Allez, ouste ! Du balai, hors d’ici. Place nette. Chargés d’expulser ce fils maudit, ce paria, ce renégat, ce bon à rien, ce parasite, ce rejeton mal-aimé, rejeté, honni à vie, qui n’a plus sa place ici, qu’il dégage au plus vite, qu’il débarrasse le plancher, ici ne remette jamais les pieds, les policiers ne savent quelle attitude adopter ni sur quel pied danser, et, plutôt que de me jeter dans un cachot comme un escroc, un bandit de grands chemins ou un brigand qui dévalise une banque, ils me font signe de circuler. Je n’en demande pas plus, jette deux ou trois affaires dans un sac, lance un dernier coup d’œil à mon père, cet homme lamentable – le flic familial, le dégonflé parental, le « poulet » dominical – qui a donné son fils aux gardiens de l’ordre pour que la paix règne chez lui, avec la bénédiction de ma mère que je fixe dans les yeux, mais qui détourne le regard, feint de regarder ailleurs, comme sur toutes les photos, et descends à mon rythme les escaliers, posant calmement le plat du pied sur chaque marche. Prendre l’ascenseur serait une fuite insupportable. Ce n’est qu’un début. Je suis libre comme l’air et me retrouve dans la rue, bordée d’immeubles d’habitation quelconques et de maisons avec des jardinets. Je marche seul, absolument seul, à grandes foulées égales vers le square des Quatre Vents, sans me retourner ni savoir où je vais, en me disant que jamais, au grand jamais, je ne reviendrai sur mes pas.

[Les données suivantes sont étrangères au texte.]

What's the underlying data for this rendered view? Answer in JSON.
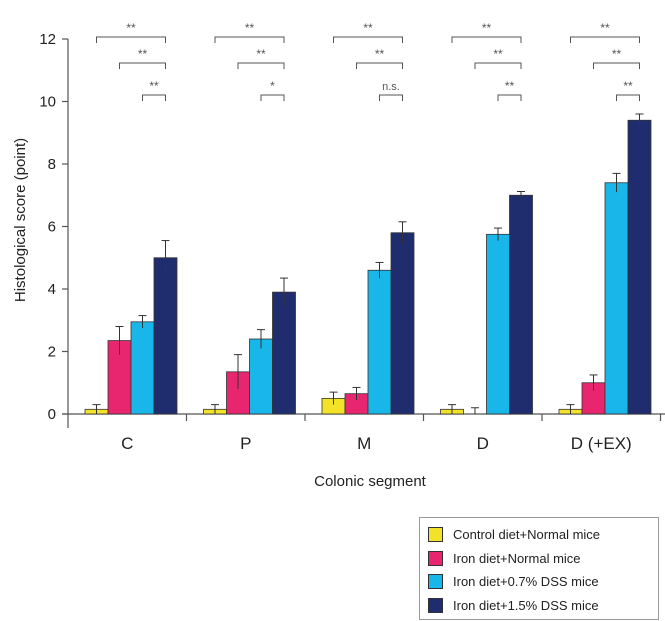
{
  "chart_data": {
    "type": "bar",
    "xlabel": "Colonic segment",
    "ylabel": "Histological score (point)",
    "ylim": [
      0,
      12
    ],
    "yticks": [
      0,
      2,
      4,
      6,
      8,
      10,
      12
    ],
    "categories": [
      "C",
      "P",
      "M",
      "D",
      "D (+EX)"
    ],
    "series": [
      {
        "name": "Control diet+Normal mice",
        "color": "#f2e22a",
        "values": [
          0.15,
          0.15,
          0.5,
          0.15,
          0.15
        ],
        "errors": [
          0.15,
          0.15,
          0.2,
          0.15,
          0.15
        ]
      },
      {
        "name": "Iron diet+Normal mice",
        "color": "#e8256f",
        "values": [
          2.35,
          1.35,
          0.65,
          0.0,
          1.0
        ],
        "errors": [
          0.45,
          0.55,
          0.2,
          0.2,
          0.25
        ]
      },
      {
        "name": "Iron diet+0.7% DSS mice",
        "color": "#19b6ea",
        "values": [
          2.95,
          2.4,
          4.6,
          5.75,
          7.4
        ],
        "errors": [
          0.2,
          0.3,
          0.25,
          0.2,
          0.3
        ]
      },
      {
        "name": "Iron diet+1.5% DSS mice",
        "color": "#1f2d6e",
        "values": [
          5.0,
          3.9,
          5.8,
          7.0,
          9.4
        ],
        "errors": [
          0.55,
          0.45,
          0.35,
          0.12,
          0.2
        ]
      }
    ],
    "significance": [
      [
        "**",
        "**",
        "**"
      ],
      [
        "**",
        "**",
        "*"
      ],
      [
        "**",
        "**",
        "n.s."
      ],
      [
        "**",
        "**",
        "**"
      ],
      [
        "**",
        "**",
        "**"
      ]
    ],
    "legend_position": "bottom-right",
    "grid": false
  }
}
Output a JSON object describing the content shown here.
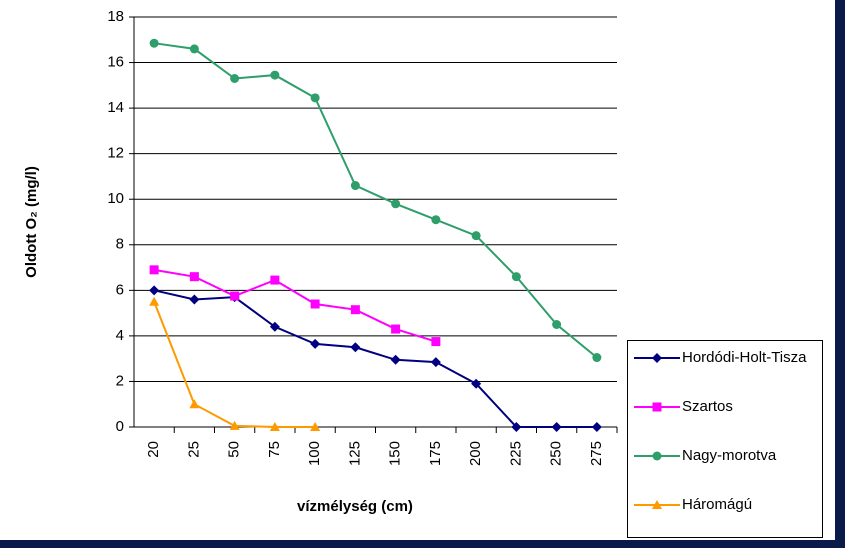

Pour tout bagage on a vingt ans
On a l’expérience des parents
Ce jour-là, j’ai compris qu’il ne me faudrait compter que sur moi et qu’on me mettrait toujours à la porte. À la porte de ma famille, qui a instantanément cessé d’exister, à la porte de mon théâtre, qui était toute ma vie, à la porte de ma ville natale, où je suis désormais un étranger, à la porte de mon pays, que je pensais ne jamais quitter, à la porte de ma vie, qui m’appartient et qui commence à peine, à la porte de mes amis, que j’ai tant semés que je n’en ai plus, à la porte de mes ennemis, triés sur le volet, à la porte du succès, que j’ai moins côtoyé que je ne le désirais, à la porte de la chance, qui m’a parfois souri, à la porte de l’enfance, bel et bien finie, à la porte du présent, qui m’incite à gagner mon salut, à la porte de l’avenir, qui reste à inventer et qui me tend les bras, à la porte des boîtes de nuit, où j’ai mes entrées et qui m’ont accueilli quand je ne savais où aller, à la porte du paradis, où je ne me suis pas présenté, à La Porte de l’Enfer, inspirée par Dante à Rodin, qui traite des tourments de l’âme et du corps, à la porte du destin, qu’il faut savoir forcer, et si cela ne suffit pas, je m’en chargerai en personne et, me prenant par le cou, je me mettrai à la porte de moi-même. On croit que j’exagère, fais le malin ou tente d’attirer l’attention sur moi. Tout ce qui arrive advient sous forme de récit. Je n’invente rien. Ne raconte pas d’histoires. Cela s’est vraiment passé ainsi. Tout avait bien commencé. J’aimais sincèrement mes parents et j’étais un bon fils.